12. The method of claim 11, further comprising:

receiving a demote to invalid coherency probe from one of the memory controller or an entity that is non-local to the processor associated with the data cache prior to one of upgrading a coherency state of the hit cache line or writing the data to the memory;

demoting the hit cache line to an invalid coherency state;

deleting data in the hit cache line;

demoting the allocated entry to an invalid coherency state; and

performing, by the write buffer, a write-through of the data to the memory.

13. The method of claim 12, further comprising:

receiving a demote to shared coherency probe from one of the memory controller or an entity that is not local to a processor associated with the data cache prior to one of upgrading the coherency state of the hitting cache line or writing the data to the memory;

maintaining, by the hit cache line, in the shared coherency state with data;

demoting the allocated entry to the shared coherency state with data; and

performing, by the write buffer, a write-through of the data to the memory.

14. The method of claim 11, wherein the write buffer is a miss status handling register.

15. The method of claim 11, wherein an entity or process local to the processor can access the data stored in the hit cache line.

16. The method of claim 11, further comprising:

the cache coherency state of the data cache is tracked by the write buffer.

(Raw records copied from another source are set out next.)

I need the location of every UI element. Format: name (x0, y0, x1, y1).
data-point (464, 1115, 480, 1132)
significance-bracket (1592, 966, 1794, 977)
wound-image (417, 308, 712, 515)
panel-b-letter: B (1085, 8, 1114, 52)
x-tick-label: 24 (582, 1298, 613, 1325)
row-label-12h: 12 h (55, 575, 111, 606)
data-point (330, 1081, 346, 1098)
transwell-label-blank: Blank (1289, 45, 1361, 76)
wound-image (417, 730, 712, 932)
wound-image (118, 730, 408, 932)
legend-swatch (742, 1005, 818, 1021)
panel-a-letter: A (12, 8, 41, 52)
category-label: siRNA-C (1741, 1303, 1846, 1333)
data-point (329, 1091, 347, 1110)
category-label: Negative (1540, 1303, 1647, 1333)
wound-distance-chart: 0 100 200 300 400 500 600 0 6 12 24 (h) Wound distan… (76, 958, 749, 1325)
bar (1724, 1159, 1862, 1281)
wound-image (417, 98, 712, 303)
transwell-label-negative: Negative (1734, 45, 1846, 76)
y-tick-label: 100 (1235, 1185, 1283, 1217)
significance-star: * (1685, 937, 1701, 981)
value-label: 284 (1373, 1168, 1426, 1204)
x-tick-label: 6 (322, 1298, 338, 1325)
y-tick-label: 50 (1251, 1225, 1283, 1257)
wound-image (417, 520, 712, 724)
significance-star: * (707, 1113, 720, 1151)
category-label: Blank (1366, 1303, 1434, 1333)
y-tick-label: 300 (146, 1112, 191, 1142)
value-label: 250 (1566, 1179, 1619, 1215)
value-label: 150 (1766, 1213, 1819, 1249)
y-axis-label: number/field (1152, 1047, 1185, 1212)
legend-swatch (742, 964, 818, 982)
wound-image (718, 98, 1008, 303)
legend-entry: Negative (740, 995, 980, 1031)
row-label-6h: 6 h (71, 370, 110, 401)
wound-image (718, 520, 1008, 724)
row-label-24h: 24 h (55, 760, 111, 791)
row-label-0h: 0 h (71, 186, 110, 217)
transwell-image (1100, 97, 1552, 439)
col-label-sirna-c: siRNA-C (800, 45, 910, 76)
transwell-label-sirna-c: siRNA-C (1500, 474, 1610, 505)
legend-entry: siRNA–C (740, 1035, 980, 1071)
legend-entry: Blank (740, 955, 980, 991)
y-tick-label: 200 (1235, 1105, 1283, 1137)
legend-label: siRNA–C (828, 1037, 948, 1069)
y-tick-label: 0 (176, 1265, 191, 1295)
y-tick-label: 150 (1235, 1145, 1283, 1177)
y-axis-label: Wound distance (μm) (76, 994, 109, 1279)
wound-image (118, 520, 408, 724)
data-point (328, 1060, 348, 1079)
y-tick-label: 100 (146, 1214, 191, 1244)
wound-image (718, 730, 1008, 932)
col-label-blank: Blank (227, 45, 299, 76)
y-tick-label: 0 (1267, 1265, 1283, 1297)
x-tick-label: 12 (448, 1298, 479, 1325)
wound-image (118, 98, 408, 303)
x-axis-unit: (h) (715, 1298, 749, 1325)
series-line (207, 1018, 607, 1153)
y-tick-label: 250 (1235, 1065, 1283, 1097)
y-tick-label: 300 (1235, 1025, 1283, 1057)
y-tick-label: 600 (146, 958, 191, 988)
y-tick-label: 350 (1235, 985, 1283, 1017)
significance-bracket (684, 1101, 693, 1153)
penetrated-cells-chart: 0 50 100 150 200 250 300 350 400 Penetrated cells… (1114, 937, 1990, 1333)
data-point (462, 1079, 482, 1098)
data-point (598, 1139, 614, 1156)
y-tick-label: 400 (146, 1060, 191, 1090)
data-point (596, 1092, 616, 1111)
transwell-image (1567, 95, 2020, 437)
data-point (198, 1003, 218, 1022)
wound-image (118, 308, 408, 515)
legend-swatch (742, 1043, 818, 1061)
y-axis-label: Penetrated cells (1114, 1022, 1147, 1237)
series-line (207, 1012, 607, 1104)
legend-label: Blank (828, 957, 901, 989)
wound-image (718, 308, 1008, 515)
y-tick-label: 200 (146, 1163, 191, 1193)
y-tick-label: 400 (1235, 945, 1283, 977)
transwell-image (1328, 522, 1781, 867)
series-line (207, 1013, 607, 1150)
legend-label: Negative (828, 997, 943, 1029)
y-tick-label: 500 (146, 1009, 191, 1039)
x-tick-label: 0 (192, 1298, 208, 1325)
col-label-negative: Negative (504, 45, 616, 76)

17. A method for performing hybrid write-back and write-through, the method comprising:

writing data from a store queue to a hit cache line in a data cache, wherein the hit cache line is initially in a shared coherency state and, after writing the data, the hit cache line is in a shared coherency state with the data;

writing the data to an allocated entry in a write buffer while the hit cache line is in a shared coherency state, wherein the allocated entry is in a modified coherency state with data after the data is written;

tracking, by the write buffer, a cache coherency state of the data cache;

prior to receiving a probe from a non-local entity:

staging, by the write buffer on request, the hit cache line to the modified coherency state with data based on the tracked cache coherency state;

performing write back of data in the hit cache line to memory for a defined event; and

in the event of receiving a demotion to invalid coherency probe from the non-local entity:

demoting the hit cache line to an invalid coherency state;

deleting data in the hit cache line;

demoting the allocated entry to an invalid coherency state; and

performing, by the write buffer, a write-through of the data to the memory; and in the event of receiving a demotion to shared coherence probe from the non-local entity:

maintaining in the shared coherency state with data by the hit cache line;

demoting the allocated entry to the shared coherency state with data; and

performing, by the write buffer, a write-through of the data to the memory.

18. The method of claim 17, wherein the write buffer is a miss status handling register.

19. The method of claim 17, wherein an entity or process local to the processor can access the data stored in the hit cache line.

20. The method of claim 17, wherein the hit cache line in the modified coherency state with data is globally visible to an entity or process that is not local to the processor.